Tuesday, July, 16, 2024 06:21:19

The clinical-stage biotechnology company, Aeglea BioTherapeutics Inc., has reportedly announced positive Phase 1/2 data for Pegzilarginase to be used in the treatment of patients with ARG1-D (Arginase 1 Deficiency). Dr. George Diaz, Ph.D., M.D., Division Chief of Medical Genetics, Icahn School of Medicine, New York, has been reported to have delivered the oral presentation.

The latest Phase 1/2 data shows that pegzilarginase is hugely effective in the sustainable reduction of plasma arginine, which serves as the primary endpoint in in the global pivotal Phase 3 PEACE trial of Aeglea. The data, in addition, shows that clinically meaningful reactions in mobility & adaptive behavior go together with marked improvement in the control of plasma arginine, which again serve as the secondary endpoints in the PEACE trial. Sources with the knowledge of the matter stated that the treatment was tolerated well in general and hypersensitivity reactions were not quite frequent and therefore did not result in treatment discontinuation.

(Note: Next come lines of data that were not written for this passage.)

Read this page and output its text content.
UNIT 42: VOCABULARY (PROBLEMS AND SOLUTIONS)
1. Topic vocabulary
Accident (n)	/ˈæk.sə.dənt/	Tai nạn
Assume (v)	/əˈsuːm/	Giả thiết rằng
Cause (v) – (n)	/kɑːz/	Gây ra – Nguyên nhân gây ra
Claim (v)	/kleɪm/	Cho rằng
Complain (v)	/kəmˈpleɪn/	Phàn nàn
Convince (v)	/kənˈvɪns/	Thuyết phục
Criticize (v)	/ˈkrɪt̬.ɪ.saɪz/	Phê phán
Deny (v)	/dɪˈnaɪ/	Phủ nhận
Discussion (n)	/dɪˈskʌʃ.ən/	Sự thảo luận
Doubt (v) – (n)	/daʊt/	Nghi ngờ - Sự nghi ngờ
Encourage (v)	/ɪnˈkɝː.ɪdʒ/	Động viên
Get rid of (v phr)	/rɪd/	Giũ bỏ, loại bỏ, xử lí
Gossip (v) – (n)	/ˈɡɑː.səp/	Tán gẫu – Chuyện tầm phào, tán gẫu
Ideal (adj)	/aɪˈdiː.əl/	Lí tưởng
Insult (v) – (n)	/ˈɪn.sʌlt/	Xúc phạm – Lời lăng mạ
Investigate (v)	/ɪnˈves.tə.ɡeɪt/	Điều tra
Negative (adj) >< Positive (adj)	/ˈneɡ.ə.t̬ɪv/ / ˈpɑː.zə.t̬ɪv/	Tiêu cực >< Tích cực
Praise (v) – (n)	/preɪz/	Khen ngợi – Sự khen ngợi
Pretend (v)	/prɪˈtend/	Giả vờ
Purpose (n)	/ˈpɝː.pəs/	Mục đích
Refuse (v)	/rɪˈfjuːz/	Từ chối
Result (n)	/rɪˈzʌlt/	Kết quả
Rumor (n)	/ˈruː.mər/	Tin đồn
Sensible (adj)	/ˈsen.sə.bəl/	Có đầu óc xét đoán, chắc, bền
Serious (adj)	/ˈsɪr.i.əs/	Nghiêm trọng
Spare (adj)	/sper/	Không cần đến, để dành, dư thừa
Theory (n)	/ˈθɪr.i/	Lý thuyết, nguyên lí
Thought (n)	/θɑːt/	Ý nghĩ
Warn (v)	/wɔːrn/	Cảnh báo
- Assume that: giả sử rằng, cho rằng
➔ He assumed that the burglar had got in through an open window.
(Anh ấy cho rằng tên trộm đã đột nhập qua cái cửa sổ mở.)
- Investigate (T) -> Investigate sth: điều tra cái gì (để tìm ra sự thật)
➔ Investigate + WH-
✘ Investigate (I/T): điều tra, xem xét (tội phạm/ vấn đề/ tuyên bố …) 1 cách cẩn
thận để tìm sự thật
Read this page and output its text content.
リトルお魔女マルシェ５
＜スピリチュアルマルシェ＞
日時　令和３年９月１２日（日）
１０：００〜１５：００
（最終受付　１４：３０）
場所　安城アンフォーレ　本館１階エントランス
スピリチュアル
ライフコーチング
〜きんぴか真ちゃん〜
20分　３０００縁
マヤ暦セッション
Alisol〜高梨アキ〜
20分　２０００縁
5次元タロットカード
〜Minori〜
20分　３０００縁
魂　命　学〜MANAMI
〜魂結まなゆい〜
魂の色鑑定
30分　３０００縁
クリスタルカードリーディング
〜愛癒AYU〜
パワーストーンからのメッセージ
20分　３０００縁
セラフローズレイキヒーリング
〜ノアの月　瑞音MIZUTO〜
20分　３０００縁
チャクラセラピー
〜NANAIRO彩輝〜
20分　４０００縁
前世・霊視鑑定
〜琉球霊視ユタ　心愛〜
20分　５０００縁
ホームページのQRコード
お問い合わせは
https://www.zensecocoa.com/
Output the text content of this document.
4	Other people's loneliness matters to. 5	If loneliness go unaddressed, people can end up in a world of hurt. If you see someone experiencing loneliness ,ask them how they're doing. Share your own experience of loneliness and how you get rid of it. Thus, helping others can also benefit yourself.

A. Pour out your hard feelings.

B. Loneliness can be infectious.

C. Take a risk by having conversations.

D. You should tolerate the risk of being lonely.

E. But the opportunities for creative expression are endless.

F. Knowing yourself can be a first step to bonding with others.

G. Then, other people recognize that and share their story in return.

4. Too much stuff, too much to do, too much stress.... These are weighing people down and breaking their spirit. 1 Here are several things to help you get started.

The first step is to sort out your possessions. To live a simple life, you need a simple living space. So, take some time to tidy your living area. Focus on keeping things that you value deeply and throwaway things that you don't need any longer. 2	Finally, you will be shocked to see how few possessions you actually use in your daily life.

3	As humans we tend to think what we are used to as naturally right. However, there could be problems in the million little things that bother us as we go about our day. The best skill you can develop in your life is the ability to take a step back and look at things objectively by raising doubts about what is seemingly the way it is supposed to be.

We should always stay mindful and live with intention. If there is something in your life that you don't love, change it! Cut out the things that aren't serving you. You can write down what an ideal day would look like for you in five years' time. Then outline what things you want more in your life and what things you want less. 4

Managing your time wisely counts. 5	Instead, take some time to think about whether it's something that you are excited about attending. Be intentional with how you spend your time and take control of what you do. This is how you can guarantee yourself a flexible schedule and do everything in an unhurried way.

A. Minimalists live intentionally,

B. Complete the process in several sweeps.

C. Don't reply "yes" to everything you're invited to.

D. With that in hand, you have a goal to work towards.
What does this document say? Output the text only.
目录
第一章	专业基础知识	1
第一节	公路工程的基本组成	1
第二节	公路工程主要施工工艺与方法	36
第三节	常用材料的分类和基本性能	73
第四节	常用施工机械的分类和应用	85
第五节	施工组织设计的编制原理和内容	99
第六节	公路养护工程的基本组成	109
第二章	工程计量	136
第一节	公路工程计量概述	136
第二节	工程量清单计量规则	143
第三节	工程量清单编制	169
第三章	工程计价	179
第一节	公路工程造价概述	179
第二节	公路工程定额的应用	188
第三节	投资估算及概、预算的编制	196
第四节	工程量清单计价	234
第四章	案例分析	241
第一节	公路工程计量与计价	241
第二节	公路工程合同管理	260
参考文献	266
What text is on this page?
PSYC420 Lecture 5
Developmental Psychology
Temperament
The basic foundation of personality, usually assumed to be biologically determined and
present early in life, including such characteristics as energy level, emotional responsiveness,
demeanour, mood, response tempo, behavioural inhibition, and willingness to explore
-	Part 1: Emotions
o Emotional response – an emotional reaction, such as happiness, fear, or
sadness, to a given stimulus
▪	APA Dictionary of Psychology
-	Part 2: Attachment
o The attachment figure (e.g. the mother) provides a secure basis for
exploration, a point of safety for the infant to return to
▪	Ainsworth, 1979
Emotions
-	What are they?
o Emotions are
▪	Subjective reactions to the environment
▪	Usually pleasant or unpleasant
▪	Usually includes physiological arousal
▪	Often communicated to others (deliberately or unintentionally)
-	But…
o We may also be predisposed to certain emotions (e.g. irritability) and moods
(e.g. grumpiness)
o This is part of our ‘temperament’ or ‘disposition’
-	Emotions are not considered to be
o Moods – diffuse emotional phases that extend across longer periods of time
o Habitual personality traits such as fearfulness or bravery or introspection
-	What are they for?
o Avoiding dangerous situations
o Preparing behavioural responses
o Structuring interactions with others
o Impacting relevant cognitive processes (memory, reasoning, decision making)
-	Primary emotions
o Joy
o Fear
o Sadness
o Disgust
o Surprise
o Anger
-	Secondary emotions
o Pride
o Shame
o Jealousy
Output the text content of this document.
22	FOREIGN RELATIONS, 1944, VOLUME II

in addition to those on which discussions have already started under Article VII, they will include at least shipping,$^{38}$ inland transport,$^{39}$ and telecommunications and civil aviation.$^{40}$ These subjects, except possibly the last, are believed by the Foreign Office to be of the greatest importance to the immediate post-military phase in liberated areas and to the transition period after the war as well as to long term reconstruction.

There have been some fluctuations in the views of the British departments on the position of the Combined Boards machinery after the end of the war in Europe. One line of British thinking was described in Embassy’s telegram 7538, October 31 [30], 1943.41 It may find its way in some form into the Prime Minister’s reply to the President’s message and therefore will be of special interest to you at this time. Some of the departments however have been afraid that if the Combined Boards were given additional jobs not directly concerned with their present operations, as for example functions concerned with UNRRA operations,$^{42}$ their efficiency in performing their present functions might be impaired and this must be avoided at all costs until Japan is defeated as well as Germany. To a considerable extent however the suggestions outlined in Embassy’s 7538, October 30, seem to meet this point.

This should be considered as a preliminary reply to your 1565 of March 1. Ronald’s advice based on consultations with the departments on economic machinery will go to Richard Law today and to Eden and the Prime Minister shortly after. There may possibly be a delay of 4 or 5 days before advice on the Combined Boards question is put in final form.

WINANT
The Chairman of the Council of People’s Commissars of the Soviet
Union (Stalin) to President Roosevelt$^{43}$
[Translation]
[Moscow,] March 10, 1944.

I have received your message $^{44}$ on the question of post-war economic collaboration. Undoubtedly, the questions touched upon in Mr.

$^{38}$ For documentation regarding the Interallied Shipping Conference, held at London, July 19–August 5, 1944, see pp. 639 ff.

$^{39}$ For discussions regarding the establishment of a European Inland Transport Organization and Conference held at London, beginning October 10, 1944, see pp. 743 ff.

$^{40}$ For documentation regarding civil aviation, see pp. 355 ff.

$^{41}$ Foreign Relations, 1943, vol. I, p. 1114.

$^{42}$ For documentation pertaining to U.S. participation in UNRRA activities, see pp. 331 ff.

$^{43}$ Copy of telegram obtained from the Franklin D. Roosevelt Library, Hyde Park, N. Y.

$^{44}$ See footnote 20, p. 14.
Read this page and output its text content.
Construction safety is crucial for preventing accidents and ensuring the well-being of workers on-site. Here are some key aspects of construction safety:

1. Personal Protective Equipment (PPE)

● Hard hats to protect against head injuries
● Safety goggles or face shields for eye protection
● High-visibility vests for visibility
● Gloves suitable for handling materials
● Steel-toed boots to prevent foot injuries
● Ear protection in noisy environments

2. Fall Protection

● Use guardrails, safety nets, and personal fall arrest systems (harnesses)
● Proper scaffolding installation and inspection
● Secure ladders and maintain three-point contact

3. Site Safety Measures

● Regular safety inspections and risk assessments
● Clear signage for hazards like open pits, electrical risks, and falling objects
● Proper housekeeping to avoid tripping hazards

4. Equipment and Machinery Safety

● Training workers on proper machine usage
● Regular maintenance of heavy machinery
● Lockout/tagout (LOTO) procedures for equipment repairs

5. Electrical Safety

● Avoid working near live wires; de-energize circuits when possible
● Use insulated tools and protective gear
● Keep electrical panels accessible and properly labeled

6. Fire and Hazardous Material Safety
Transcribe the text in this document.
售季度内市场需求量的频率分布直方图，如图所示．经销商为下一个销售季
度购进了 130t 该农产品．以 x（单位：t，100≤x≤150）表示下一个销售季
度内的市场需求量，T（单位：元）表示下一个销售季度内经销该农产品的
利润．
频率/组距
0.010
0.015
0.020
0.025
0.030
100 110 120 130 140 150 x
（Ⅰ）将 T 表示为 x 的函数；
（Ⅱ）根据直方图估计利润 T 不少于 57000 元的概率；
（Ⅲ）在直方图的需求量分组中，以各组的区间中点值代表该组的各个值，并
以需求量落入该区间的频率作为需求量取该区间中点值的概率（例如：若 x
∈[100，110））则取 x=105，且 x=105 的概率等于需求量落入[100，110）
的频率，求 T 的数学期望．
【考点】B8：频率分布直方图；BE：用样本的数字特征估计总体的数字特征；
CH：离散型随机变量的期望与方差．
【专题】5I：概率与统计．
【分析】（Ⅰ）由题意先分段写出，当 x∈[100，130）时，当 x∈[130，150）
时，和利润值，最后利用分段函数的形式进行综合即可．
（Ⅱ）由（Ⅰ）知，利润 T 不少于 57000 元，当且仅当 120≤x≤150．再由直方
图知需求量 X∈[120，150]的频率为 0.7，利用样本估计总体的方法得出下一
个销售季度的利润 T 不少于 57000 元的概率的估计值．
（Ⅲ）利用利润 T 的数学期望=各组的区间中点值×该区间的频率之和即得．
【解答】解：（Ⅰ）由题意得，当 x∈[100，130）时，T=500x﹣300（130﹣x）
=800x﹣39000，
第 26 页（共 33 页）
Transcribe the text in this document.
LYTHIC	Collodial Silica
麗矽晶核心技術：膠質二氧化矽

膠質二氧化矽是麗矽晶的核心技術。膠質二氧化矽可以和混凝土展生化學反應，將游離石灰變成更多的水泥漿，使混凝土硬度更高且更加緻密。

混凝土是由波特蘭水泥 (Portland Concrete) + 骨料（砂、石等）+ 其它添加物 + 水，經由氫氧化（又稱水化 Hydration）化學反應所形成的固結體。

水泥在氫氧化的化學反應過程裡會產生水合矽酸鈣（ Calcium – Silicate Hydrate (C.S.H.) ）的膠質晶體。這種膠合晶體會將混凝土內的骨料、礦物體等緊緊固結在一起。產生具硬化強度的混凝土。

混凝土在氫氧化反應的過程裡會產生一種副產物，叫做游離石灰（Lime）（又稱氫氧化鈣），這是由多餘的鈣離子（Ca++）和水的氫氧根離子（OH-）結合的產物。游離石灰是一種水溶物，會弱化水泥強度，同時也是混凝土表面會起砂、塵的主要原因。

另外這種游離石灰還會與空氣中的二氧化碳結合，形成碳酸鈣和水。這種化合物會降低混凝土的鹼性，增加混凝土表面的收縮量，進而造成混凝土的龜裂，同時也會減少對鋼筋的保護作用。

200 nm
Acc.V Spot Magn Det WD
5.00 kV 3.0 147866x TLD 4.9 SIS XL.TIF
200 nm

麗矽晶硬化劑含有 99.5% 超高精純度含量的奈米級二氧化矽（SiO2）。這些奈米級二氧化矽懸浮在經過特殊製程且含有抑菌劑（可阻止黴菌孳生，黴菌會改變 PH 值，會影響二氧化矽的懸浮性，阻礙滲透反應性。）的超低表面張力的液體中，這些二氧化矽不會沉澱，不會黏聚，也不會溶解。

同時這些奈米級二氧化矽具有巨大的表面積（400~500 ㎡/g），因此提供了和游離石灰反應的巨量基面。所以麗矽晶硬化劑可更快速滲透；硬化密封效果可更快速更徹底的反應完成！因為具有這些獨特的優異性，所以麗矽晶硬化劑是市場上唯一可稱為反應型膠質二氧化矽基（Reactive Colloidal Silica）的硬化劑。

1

As reported by Aeglea, Anthony G. Quinn, M.B., Ph.D., the President & Chief Executive Officer at Aeglea, was quoted saying that pegzilarginase is the first investigative therapy of Aeglea to address the elevated levels of plasma arginine which are considered as the principal drivers for clinical progression for patients suffering from ARG1-D – a serious disorder having significant complications eventually leading to premature mortality. He added that the Phase 1/2 results are highly encouraging and reaffirms the company’s confidence in the Phase 3 PEACE trial design. The company further anticipates the pivotal trial to be supporting marketing applications for the pegzilarginase therapy.

For the uninitiated, pegzilarginase is an advanced human arginase which depletes the amino acid arginine enzymatically. The company has been developing the pegzilarginase treatment for patients with ARG1-D, which is a rare enervating disorder mostly budding in childhood with serious progressive neurological abnormalities, persistent hyperargininemia and early mortality. The company is likely to start the Phase 3 PEACE trial by the second quarter of 2019.